Iraqis push parked vehicle away from the site of two car bombs that exploded in quick succession near two Baghdad churches, causing many casualties. At least five car bombs exploded in quick succession outside churches in Baghdad and the northern city of Mosul, in an apparently targeted assault on Iraq ‘s influential Christian minority, police said. (Photo: AFP / Saeed Khan) |
A Christian woman screams as she chases after the body of a blast victim that was found Monday, as it is carried away in a blanket past charred vehicles left after a bomb blast outside of a church in Baghdad, Iraq Monday Aug. 2, 2004. Assailants triggered a coordinated series of explosions outside five churches in Baghdad and Mosul during evening services Sunday, killing 11 people and wounding more than 50 in the first major assault on Iraq’s Christian minority since the 15-month-old insurgency began. (Photo: AP / Khalid Mohammed) |
Iraqi men try to remove the car in which their brother died during Sunday’s bomb blast outside of a church in Baghdad, Iraq Monday Aug. 2, 2004. (Photo: AP / Hadi Mizban) |
In the first postwar attack on the nation’s Christian minority, terrorists targeted four churches in the Iraqi capital and one in the northern city of Mosul yesterday.

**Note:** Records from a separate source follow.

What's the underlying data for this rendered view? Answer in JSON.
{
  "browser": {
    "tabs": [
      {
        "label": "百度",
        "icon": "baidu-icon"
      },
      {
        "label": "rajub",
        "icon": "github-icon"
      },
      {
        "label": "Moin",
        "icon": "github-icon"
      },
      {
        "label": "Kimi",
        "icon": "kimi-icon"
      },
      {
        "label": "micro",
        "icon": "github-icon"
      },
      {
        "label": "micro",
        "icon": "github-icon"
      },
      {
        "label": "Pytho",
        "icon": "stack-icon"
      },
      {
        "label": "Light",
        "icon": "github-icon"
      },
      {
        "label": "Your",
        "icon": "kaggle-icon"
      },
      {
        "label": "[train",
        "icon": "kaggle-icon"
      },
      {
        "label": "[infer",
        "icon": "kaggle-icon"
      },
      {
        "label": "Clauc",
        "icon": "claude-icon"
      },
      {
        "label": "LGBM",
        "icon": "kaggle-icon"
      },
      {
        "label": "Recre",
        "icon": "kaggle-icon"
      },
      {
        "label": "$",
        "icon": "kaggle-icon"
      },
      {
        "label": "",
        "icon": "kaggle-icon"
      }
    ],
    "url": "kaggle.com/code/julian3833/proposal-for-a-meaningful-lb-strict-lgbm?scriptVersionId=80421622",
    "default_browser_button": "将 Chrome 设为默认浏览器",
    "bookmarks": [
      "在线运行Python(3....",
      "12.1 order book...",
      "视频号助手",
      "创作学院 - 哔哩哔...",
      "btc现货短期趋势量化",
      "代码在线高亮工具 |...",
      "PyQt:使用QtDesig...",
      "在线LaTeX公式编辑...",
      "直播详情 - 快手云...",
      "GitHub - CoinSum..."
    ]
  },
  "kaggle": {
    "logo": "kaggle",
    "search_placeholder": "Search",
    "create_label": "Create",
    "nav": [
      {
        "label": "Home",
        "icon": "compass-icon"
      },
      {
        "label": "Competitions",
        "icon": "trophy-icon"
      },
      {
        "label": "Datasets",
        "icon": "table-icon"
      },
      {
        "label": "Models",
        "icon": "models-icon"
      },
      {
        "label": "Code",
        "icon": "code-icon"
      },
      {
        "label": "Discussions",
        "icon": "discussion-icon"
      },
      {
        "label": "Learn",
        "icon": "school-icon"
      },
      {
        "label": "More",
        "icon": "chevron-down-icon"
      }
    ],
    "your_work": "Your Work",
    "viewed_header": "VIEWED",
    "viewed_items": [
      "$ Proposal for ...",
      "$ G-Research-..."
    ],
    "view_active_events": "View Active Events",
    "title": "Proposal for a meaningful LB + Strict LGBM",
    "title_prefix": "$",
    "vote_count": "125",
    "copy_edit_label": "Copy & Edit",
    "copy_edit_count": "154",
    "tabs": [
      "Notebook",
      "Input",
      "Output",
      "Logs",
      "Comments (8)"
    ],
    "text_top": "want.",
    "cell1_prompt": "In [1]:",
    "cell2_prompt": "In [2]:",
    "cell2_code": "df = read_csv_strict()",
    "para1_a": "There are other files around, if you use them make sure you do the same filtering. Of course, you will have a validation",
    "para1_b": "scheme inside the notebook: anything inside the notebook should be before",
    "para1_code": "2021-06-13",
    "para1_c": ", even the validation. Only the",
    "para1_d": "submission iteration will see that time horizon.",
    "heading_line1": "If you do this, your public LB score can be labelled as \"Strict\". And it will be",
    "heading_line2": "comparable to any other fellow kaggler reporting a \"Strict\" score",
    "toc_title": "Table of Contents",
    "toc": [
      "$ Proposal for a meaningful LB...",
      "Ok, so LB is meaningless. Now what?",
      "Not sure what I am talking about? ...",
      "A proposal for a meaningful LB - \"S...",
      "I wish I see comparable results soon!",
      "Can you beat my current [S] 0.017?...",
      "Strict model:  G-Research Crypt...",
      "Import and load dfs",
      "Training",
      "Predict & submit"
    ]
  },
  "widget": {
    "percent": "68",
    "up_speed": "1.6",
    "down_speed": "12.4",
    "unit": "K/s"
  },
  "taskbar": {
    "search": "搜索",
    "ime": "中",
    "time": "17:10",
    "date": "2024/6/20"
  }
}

Bombs exploded outside a church during a Sunday evening service in central Baghdad, killing at least 11 and injuring hundreds, according to witnesses.
In Baghdad, according to eye witness accounts car bombs exploded outside the Armenian Church, not far the Chaldean Rite Catholic Cathedral of St. Joseph, the Mar Eliya (St Elijah) of Heyra Church in Hay al-Amin in New Baghdad, the Syriac-Catholic Church of Our Lady of Salvation and finally the Chaldean Church of the Disciples Mar Putros and Mar Polos (Sts Peter and Paul) near the Chaldean Catholic Seminary in al-Dura.
At roughly the same time, a car bomb and grenade attack hit the Chaldean Church of St Paul in Mosul, about 220 miles north of Baghdad. The car bomb placed near a power generator killed one person wounding 50. The explosion took place at 7 pm local time (4 pm GMT).
The Russian Orthodox Church said the attacks were an attempt to spark a religious conflict.